El misterioso Nuevo Planeta puede haberle dado a nuestro sistema solar su extraña inclinación

La inclinación de las órbitas del planeta podría explicarse dibujando un mundo del tamaño de Neptuno

La curiosa inclinación de nuestro sistema solar podría explicarse por la atracción gravitacional del Nuevo Planeta, un mundo esquivo del tamaño de Neptuno, diseñado para orbitar mucho más allá de Plutón.

Esta es la conclusión de dos artículos científicos independientes, que agregan evidencia circunstancial de la existencia del misterioso planeta y ayudan a acercar el lugar probable.

Las declaraciones se hicieron originalmente en julio, y el Instituto de Tecnología de California presentó más pruebas el miércoles en la reunión anual de científicos planetarios de la Sociedad Astronómica Estadounidense.
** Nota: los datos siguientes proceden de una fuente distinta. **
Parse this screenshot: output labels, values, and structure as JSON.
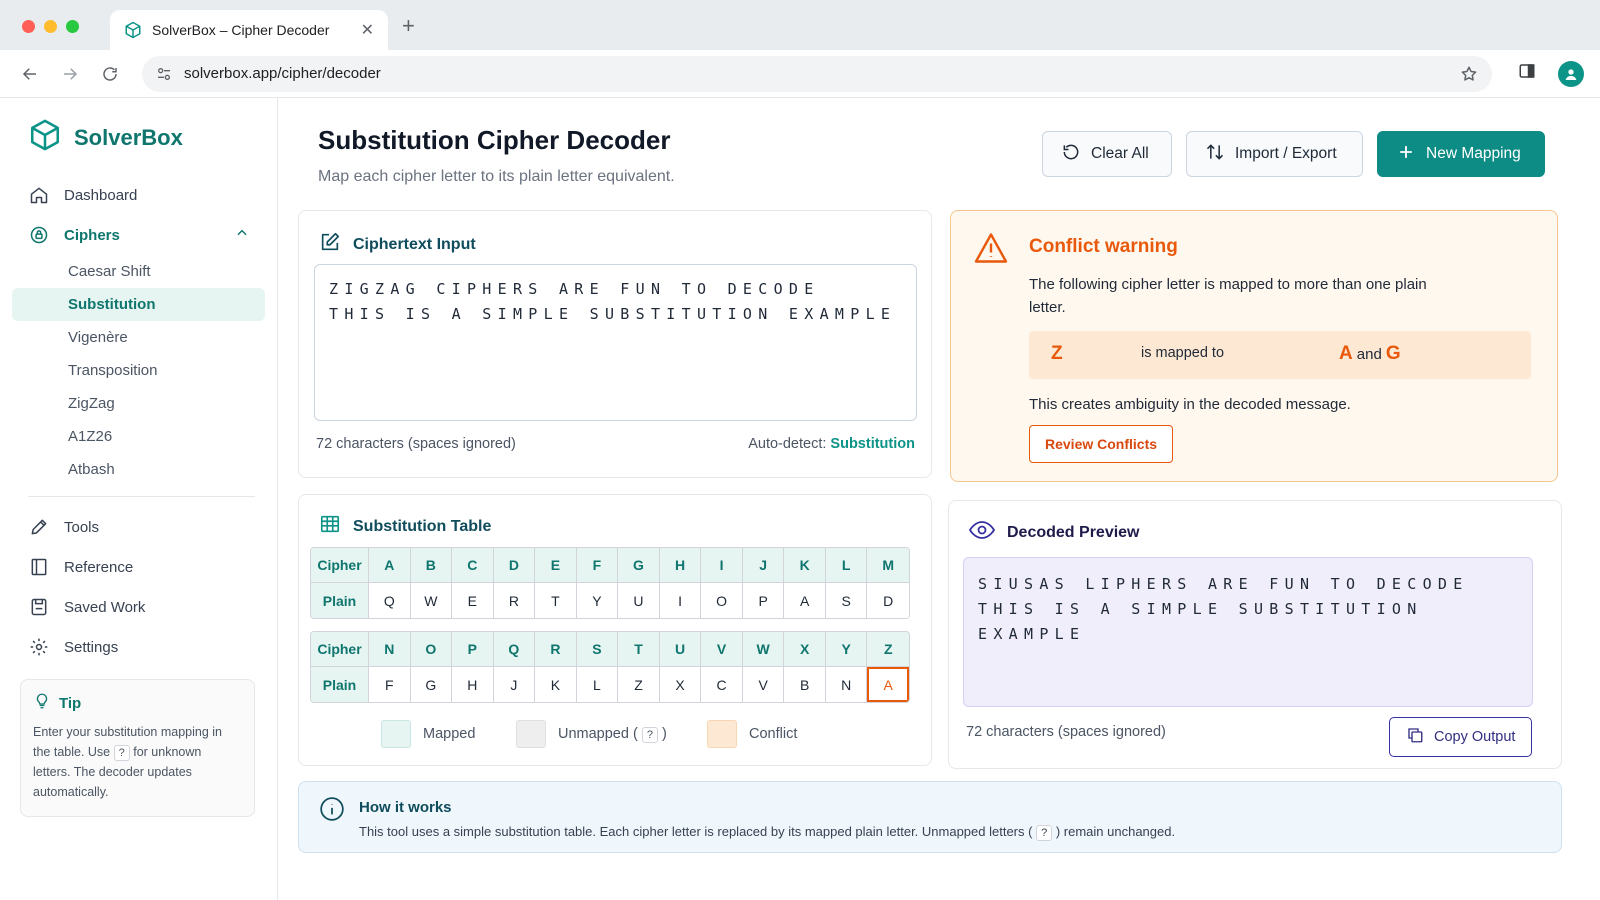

Los planetas principales, con la excepción de Mercurio, orbitan todo el Sol en casi el mismo plano, variando solo unos dos o tres grados desde el plano de la órbita de la Tierra. Sin embargo, ese plano está inclinado unos seis grados desde el ecuador del Sol, lo que sugiere que el Sol fue golpeado de lado o los planetas se extrajeron de la alineación original.

Los científicos de Caltech informan que este largo rompecabezas podría resolverse tirando gravitacionalmente de un planeta distante, con una masa de cinco a 20 veces la de la Tierra, en una órbita excéntrica e inclinada. Dicen que un planeta así no solo puede explicar el sistema solar actual, sino que es difícil verlo de otra manera.

La autora del último estudio, presentado en la Sociedad Astronómica Estadounidense, Elizabeth Bailey, explicó: “Debido a que el Nuevo Planeta es tan masivo y tiene una órbita inclinada en comparación con otros planetas, el sistema solar no tiene más remedio que desalinearse lentamente. .. “

Su colega Mike Brown agregó: “Es un misterio tan arraigado y tan difícil de explicar que la gente simplemente no habla de ello”.

En la última década se han presentado varias teorías sobre la existencia, el tamaño y la ubicación del Nuevo Planeta, determinadas por observaciones de objetos distantes en el Cinturón de Kuiper.

Las órbitas del planeta menor Sedna y cientos de objetos transneptunianos desafían las predicciones matemáticas, a menos que se vean afectados por un objeto sustancial pero hasta ahora invisible. La mejor suposición actual para el Nuevo Planeta es que tiene una masa de unas diez Tierras, con una órbita muy elíptica e inclinada que dura unos 15.000 años.

La aproximación más cercana al Sol sería de unas 250 unidades astronómicas, ocho veces más lejos que Neptuno, y su órbita está inclinada unos 30 grados.

Los científicos de Caltech, dirigidos por Bailey, han considerado varios mecanismos para explicar la desalineación del sistema solar. Tras incluir el mundo de los misterios en sus cálculos, concluyen que “a lo largo de la vida del sistema solar, el Nuevo Planeta suele excitar una oblicuidad solar similar a la observada”.

Mientras tanto, un equipo brasileño de astrónomos utilizó un método analítico diferente para llegar a una conclusión similar y cree que sus cálculos pueden ayudar a identificar el objeto evasivo.

Rodney Gomes, del Observatorio Nacional Brasileño, dijo que los cálculos de su equipo proporcionan una “elegante explicación de la inclinación actual entre el plano invariante de los planetas interiores gigantes y el ecuador solar y agregan nuevas restricciones a los elementos orbitales del Nuevo Planeta”.

El equipo de Gomes informa que sus hallazgos son compatibles con el trabajo de los investigadores de Caltech Konstantin Batygin y Brown, quienes son considerados los pioneros de la búsqueda del Nuevo Planeta y coautores de Bailey.